Racial Equality Officer: Candidate profiles
The Yorker looks at the candidates for Racial Equality Officer in this year's YUSU elections.
Itai Michael Choto and Rohan Banerjee
Second year Politics students Itai Michael Choto and Rohan Banerjee are teaming up to run for the position of Racial Equality Officer.
In his first year, Choto was elected President of the Social and Political Sciences Society, which was runner up in ‘Best New Society’ at the 2011 YUSU awards.
Banerjee is the university’s representative of a consultancy network which specialises in China based recruitment, as well as being a Halifax STYC last year.
Choto and Banerjee told The Yorker that they will encourage students to develop their own cultural and personal identity.
They also pledge to encourage even more inter-societal events between cultural groups on campus, have by-weekly drop in sessions, increase interactivity and co-operation and better publicise the role.
Choto and Banerjee said: “Coming from two very different backgrounds and cultures, we feel this embedded diversity in our own partnership can serve as the bedrock of any future policies we hope to execute.”
Interesting fact about Itai: “Through my father’s political work, I have had the rare opportunity to meet a number of important figures in Africa.”
Interesting fact about Rohan: “Through my aunt’s work as a Race Liaison officer at Sussex Police, I have attended a number of UNISON and SBPA (Sussex Black Police Association) events across the country.
Second year Sociology student Asiya Elgady wants to put her experience from running anti-discriminatory and educational campaigns with NGOs to good use as Racial Equalities Officer.
Elgady has been Assistant Project Manager and Networking and PR officer for those campaigns and she is currently Chair of the Culture Society.
She told The Yorker that her main policy is to bridge the gap between international and domestic students through informative speaker and social events.
If elected, Elgady said that she would also like to change the student body perception of race, strengthen the link between YUSU and student societies, provide more readily accessible and informative services for the student body, and integrate more within the wider York community.
She believes that her “winning smile (cheesy grin)” makes her stand out from the crowd, adding, “no seriously, primarily my experience both within and outside of the university.”
Interesting fact about Asiya: “I've always wanted to sing in a New York jazz club.”
Second Year Maths student Vishnuu Nithiyananthan is also a STYC and a course rep, which he believes gives him experience campaigning on issues.
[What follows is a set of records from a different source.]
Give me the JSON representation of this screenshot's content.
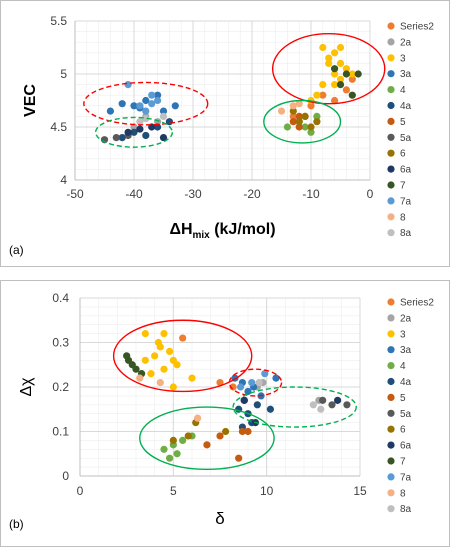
{
  "legend_items": [
    {
      "label": "Series2",
      "color": "#ED7D31"
    },
    {
      "label": "2a",
      "color": "#A5A5A5"
    },
    {
      "label": "3",
      "color": "#FFC000"
    },
    {
      "label": "3a",
      "color": "#2E75B6"
    },
    {
      "label": "4",
      "color": "#70AD47"
    },
    {
      "label": "4a",
      "color": "#1F4E79"
    },
    {
      "label": "5",
      "color": "#C55A11"
    },
    {
      "label": "5a",
      "color": "#595959"
    },
    {
      "label": "6",
      "color": "#997300"
    },
    {
      "label": "6a",
      "color": "#203864"
    },
    {
      "label": "7",
      "color": "#375623"
    },
    {
      "label": "7a",
      "color": "#5B9BD5"
    },
    {
      "label": "8",
      "color": "#F4B183"
    },
    {
      "label": "8a",
      "color": "#BFBFBF"
    }
  ],
  "chart_data": [
    {
      "type": "scatter",
      "panel_label": "(a)",
      "xlabel_main": "ΔH",
      "xlabel_sub": "mix",
      "xlabel_rest": " (kJ/mol)",
      "ylabel": "VEC",
      "xlim": [
        -50,
        0
      ],
      "ylim": [
        4,
        5.5
      ],
      "x_ticks": [
        -50,
        -40,
        -30,
        -20,
        -10,
        0
      ],
      "y_ticks": [
        4,
        4.5,
        5,
        5.5
      ],
      "y_tick_labels": [
        "4",
        "4.5",
        "5",
        "5.5"
      ],
      "grid": true,
      "legend_placement": "right",
      "series": [
        {
          "name": "Series2",
          "points": [
            [
              -8,
              4.8
            ],
            [
              -6,
              4.75
            ],
            [
              -4,
              4.85
            ],
            [
              -3,
              4.95
            ],
            [
              -13,
              4.6
            ],
            [
              -10,
              4.7
            ]
          ]
        },
        {
          "name": "2a",
          "points": [
            [
              -38,
              4.6
            ],
            [
              -36,
              4.55
            ],
            [
              -40,
              4.5
            ]
          ]
        },
        {
          "name": "3",
          "points": [
            [
              -8,
              5.25
            ],
            [
              -6,
              5.2
            ],
            [
              -5,
              5.1
            ],
            [
              -7,
              5.15
            ],
            [
              -4,
              5.05
            ],
            [
              -6,
              5.0
            ],
            [
              -5,
              4.95
            ],
            [
              -8,
              4.9
            ],
            [
              -7,
              5.1
            ],
            [
              -3,
              5.0
            ],
            [
              -9,
              4.8
            ],
            [
              -6,
              4.9
            ],
            [
              -5,
              5.25
            ],
            [
              -10,
              4.75
            ]
          ]
        },
        {
          "name": "3a",
          "points": [
            [
              -42,
              4.72
            ],
            [
              -40,
              4.7
            ],
            [
              -38,
              4.75
            ],
            [
              -36,
              4.8
            ],
            [
              -35,
              4.65
            ],
            [
              -33,
              4.7
            ],
            [
              -44,
              4.65
            ],
            [
              -39,
              4.68
            ]
          ]
        },
        {
          "name": "4",
          "points": [
            [
              -14,
              4.5
            ],
            [
              -12,
              4.55
            ],
            [
              -11,
              4.5
            ],
            [
              -10,
              4.45
            ],
            [
              -9,
              4.6
            ]
          ]
        },
        {
          "name": "4a",
          "points": [
            [
              -42,
              4.4
            ],
            [
              -40,
              4.45
            ],
            [
              -38,
              4.42
            ],
            [
              -36,
              4.5
            ],
            [
              -34,
              4.55
            ]
          ]
        },
        {
          "name": "5",
          "points": [
            [
              -13,
              4.55
            ],
            [
              -12,
              4.6
            ],
            [
              -11,
              4.6
            ],
            [
              -12,
              4.5
            ]
          ]
        },
        {
          "name": "5a",
          "points": [
            [
              -45,
              4.38
            ],
            [
              -43,
              4.4
            ],
            [
              -41,
              4.42
            ]
          ]
        },
        {
          "name": "6",
          "points": [
            [
              -12,
              4.55
            ],
            [
              -11,
              4.6
            ],
            [
              -10,
              4.5
            ],
            [
              -13,
              4.65
            ],
            [
              -9,
              4.55
            ]
          ]
        },
        {
          "name": "6a",
          "points": [
            [
              -41,
              4.45
            ],
            [
              -39,
              4.48
            ],
            [
              -37,
              4.5
            ],
            [
              -35,
              4.4
            ]
          ]
        },
        {
          "name": "7",
          "points": [
            [
              -5,
              4.9
            ],
            [
              -4,
              5.0
            ],
            [
              -6,
              5.05
            ],
            [
              -3,
              4.8
            ],
            [
              -2,
              5.0
            ]
          ]
        },
        {
          "name": "7a",
          "points": [
            [
              -41,
              4.9
            ],
            [
              -37,
              4.8
            ],
            [
              -36,
              4.75
            ],
            [
              -39,
              4.7
            ],
            [
              -38,
              4.65
            ],
            [
              -37,
              4.72
            ]
          ]
        },
        {
          "name": "8",
          "points": [
            [
              -15,
              4.65
            ],
            [
              -13,
              4.7
            ],
            [
              -12,
              4.72
            ]
          ]
        },
        {
          "name": "8a",
          "points": [
            [
              -39,
              4.55
            ],
            [
              -38,
              4.58
            ],
            [
              -35,
              4.6
            ]
          ]
        }
      ],
      "ellipses": [
        {
          "color": "#FF0000",
          "style": "solid",
          "cx": -7,
          "cy": 5.05,
          "rx": 9.5,
          "ry": 0.33
        },
        {
          "color": "#FF0000",
          "style": "dashed",
          "cx": -38,
          "cy": 4.72,
          "rx": 10.5,
          "ry": 0.2
        },
        {
          "color": "#00B050",
          "style": "solid",
          "cx": -11.5,
          "cy": 4.55,
          "rx": 6.5,
          "ry": 0.2
        },
        {
          "color": "#00B050",
          "style": "dashed",
          "cx": -40,
          "cy": 4.45,
          "rx": 6.5,
          "ry": 0.14
        }
      ]
    },
    {
      "type": "scatter",
      "panel_label": "(b)",
      "xlabel": "δ",
      "ylabel": "Δχ",
      "xlim": [
        0,
        15
      ],
      "ylim": [
        0,
        0.4
      ],
      "x_ticks": [
        0,
        5,
        10,
        15
      ],
      "y_ticks": [
        0,
        0.1,
        0.2,
        0.3,
        0.4
      ],
      "y_tick_labels": [
        "0",
        "0.1",
        "0.2",
        "0.3",
        "0.4"
      ],
      "grid": true,
      "legend_placement": "right",
      "series": [
        {
          "name": "Series2",
          "points": [
            [
              5.5,
              0.31
            ],
            [
              7.5,
              0.21
            ],
            [
              8.2,
              0.2
            ]
          ]
        },
        {
          "name": "2a",
          "points": [
            [
              9.5,
              0.2
            ],
            [
              9.8,
              0.21
            ],
            [
              12.8,
              0.17
            ]
          ]
        },
        {
          "name": "3",
          "points": [
            [
              3.5,
              0.32
            ],
            [
              4.2,
              0.3
            ],
            [
              4.5,
              0.32
            ],
            [
              4.8,
              0.28
            ],
            [
              5.0,
              0.26
            ],
            [
              5.2,
              0.25
            ],
            [
              4.0,
              0.27
            ],
            [
              4.5,
              0.24
            ],
            [
              3.8,
              0.23
            ],
            [
              5.0,
              0.2
            ],
            [
              6.0,
              0.22
            ],
            [
              4.3,
              0.29
            ],
            [
              3.5,
              0.26
            ]
          ]
        },
        {
          "name": "3a",
          "points": [
            [
              8.3,
              0.22
            ],
            [
              8.7,
              0.21
            ],
            [
              9.0,
              0.19
            ],
            [
              9.3,
              0.2
            ],
            [
              10.5,
              0.22
            ],
            [
              9.7,
              0.18
            ]
          ]
        },
        {
          "name": "4",
          "points": [
            [
              4.5,
              0.06
            ],
            [
              5.0,
              0.07
            ],
            [
              5.5,
              0.08
            ],
            [
              6.0,
              0.09
            ],
            [
              5.2,
              0.05
            ],
            [
              4.8,
              0.04
            ]
          ]
        },
        {
          "name": "4a",
          "points": [
            [
              8.5,
              0.15
            ],
            [
              9.0,
              0.14
            ],
            [
              8.8,
              0.17
            ],
            [
              9.5,
              0.16
            ],
            [
              10.2,
              0.15
            ],
            [
              8.7,
              0.11
            ],
            [
              9.2,
              0.12
            ]
          ]
        },
        {
          "name": "5",
          "points": [
            [
              8.7,
              0.1
            ],
            [
              9.0,
              0.1
            ],
            [
              8.5,
              0.04
            ],
            [
              6.8,
              0.07
            ],
            [
              7.5,
              0.09
            ]
          ]
        },
        {
          "name": "5a",
          "points": [
            [
              13.0,
              0.17
            ],
            [
              13.5,
              0.16
            ],
            [
              14.3,
              0.16
            ]
          ]
        },
        {
          "name": "6",
          "points": [
            [
              5.0,
              0.08
            ],
            [
              5.8,
              0.09
            ],
            [
              6.2,
              0.12
            ],
            [
              7.8,
              0.1
            ]
          ]
        },
        {
          "name": "6a",
          "points": [
            [
              8.8,
              0.17
            ],
            [
              9.4,
              0.12
            ],
            [
              13.8,
              0.17
            ]
          ]
        },
        {
          "name": "7",
          "points": [
            [
              2.5,
              0.27
            ],
            [
              2.8,
              0.25
            ],
            [
              3.0,
              0.24
            ],
            [
              2.6,
              0.26
            ],
            [
              3.3,
              0.23
            ]
          ]
        },
        {
          "name": "7a",
          "points": [
            [
              8.6,
              0.2
            ],
            [
              9.2,
              0.21
            ],
            [
              9.9,
              0.23
            ]
          ]
        },
        {
          "name": "8",
          "points": [
            [
              3.2,
              0.22
            ],
            [
              4.3,
              0.21
            ],
            [
              6.3,
              0.13
            ]
          ]
        },
        {
          "name": "8a",
          "points": [
            [
              12.5,
              0.16
            ],
            [
              12.9,
              0.15
            ],
            [
              9.6,
              0.21
            ]
          ]
        }
      ],
      "ellipses": [
        {
          "color": "#FF0000",
          "style": "solid",
          "cx": 5.5,
          "cy": 0.27,
          "rx": 3.7,
          "ry": 0.08
        },
        {
          "color": "#FF0000",
          "style": "dashed",
          "cx": 9.4,
          "cy": 0.21,
          "rx": 1.4,
          "ry": 0.03
        },
        {
          "color": "#00B050",
          "style": "solid",
          "cx": 6.8,
          "cy": 0.085,
          "rx": 3.6,
          "ry": 0.07
        },
        {
          "color": "#00B050",
          "style": "dashed",
          "cx": 11.5,
          "cy": 0.155,
          "rx": 3.3,
          "ry": 0.045
        }
      ]
    }
  ]
}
He added that he feels these skills are transferable and that he has a “huge passion” for the Racial Equalities Officer position.
Nithiyananthan also lobbied YUSU at Fairfax House in his first year, arguing for compensation for every student as a result of building work and carpet refurbishments affecting crucial exam periods.
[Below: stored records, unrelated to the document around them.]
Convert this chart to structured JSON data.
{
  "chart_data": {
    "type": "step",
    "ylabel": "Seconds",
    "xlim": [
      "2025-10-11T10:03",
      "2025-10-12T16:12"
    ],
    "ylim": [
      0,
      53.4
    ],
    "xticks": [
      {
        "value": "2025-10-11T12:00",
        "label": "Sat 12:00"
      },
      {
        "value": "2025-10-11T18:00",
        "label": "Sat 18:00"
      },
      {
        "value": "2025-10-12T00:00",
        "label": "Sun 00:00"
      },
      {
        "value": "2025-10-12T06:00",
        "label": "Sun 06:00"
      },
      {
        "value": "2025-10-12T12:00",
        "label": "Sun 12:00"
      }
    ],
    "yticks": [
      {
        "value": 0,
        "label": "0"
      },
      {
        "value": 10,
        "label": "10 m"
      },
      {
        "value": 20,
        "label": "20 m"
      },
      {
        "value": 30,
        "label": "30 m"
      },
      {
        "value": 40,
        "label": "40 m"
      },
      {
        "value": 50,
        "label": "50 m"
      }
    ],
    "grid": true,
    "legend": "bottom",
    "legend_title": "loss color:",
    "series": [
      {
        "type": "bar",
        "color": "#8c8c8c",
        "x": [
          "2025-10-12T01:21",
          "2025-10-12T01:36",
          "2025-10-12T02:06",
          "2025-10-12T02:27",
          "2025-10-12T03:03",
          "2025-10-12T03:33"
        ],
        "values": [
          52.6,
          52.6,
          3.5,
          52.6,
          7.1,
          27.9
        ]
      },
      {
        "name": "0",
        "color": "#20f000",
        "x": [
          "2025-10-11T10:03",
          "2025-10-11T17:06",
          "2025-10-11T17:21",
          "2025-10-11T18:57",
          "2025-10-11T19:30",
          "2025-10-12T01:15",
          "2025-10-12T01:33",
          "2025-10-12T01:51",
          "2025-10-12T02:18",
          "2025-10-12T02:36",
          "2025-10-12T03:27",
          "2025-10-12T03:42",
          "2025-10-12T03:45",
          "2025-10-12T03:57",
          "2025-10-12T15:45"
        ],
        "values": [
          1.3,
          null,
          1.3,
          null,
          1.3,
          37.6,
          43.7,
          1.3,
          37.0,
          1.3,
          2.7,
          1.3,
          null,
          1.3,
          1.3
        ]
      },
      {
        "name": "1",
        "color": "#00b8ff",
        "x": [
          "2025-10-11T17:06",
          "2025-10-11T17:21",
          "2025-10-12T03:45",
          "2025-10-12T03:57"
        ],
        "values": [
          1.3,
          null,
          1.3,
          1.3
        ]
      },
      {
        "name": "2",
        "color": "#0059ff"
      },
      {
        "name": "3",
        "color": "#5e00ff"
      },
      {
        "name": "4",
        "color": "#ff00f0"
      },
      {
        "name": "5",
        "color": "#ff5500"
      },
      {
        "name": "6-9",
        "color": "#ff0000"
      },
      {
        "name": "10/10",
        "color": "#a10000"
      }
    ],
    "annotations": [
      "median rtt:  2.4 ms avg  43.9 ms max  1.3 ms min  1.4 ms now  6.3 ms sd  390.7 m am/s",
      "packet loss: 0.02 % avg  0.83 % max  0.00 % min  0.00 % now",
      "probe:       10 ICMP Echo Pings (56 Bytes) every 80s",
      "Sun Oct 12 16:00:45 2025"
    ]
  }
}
Nithiyananthan has pledged to revamp the role of Racial Equalities Officer. Through better communication, building relationships between the Racial Equalities Committee and other areas of the student body, he told The Yorker that he “hopes to revitalise an area of YUSU that many feel let down by.”
He added that he “hopes to allow all racial issues to be dealt with,” and to allow all races on campus to be able to come to him with problems.
Interesting fact about Vishnuu: “I speak fluent Tamil.”
Find out more about this candidate: Manifesto
Rebekah Phiri, a second year PPE student, is already involved with the Racial Equality Network, as well as being Co-President for the African and Caribbean Society.
She told The Yorker: “Currently being involved with the Racial Equality Network means I have an understanding of what they stand for and can continue the work we are currently doing, as well as bringing my own fresh ideas.”
Phiri is also a Student Ambassador, a speaker for a panel discussion on Black Identity in Education and a University of York representative for Sponsors for Educational Opportunity, a not-for-profit organisation focused on improving access for ethnic minority students into the most competitive professions.
Her key policies are to work for inclusivity and encourage students to take a more active role, and to work within existing Welfare services to provide specialised support networks.
She added that she would like to make the Racial Equality Network a centralised platform for all cultural and faith societies to discuss and address issues faced by their members and if elected she would collaborate with these societies to organise and publicise targeted events and ensure the university commemorates key events.
Interesting fact about Rebekah: “I am a huge Disney fan and I have every single Disney movie ever made on VHS or DVD.”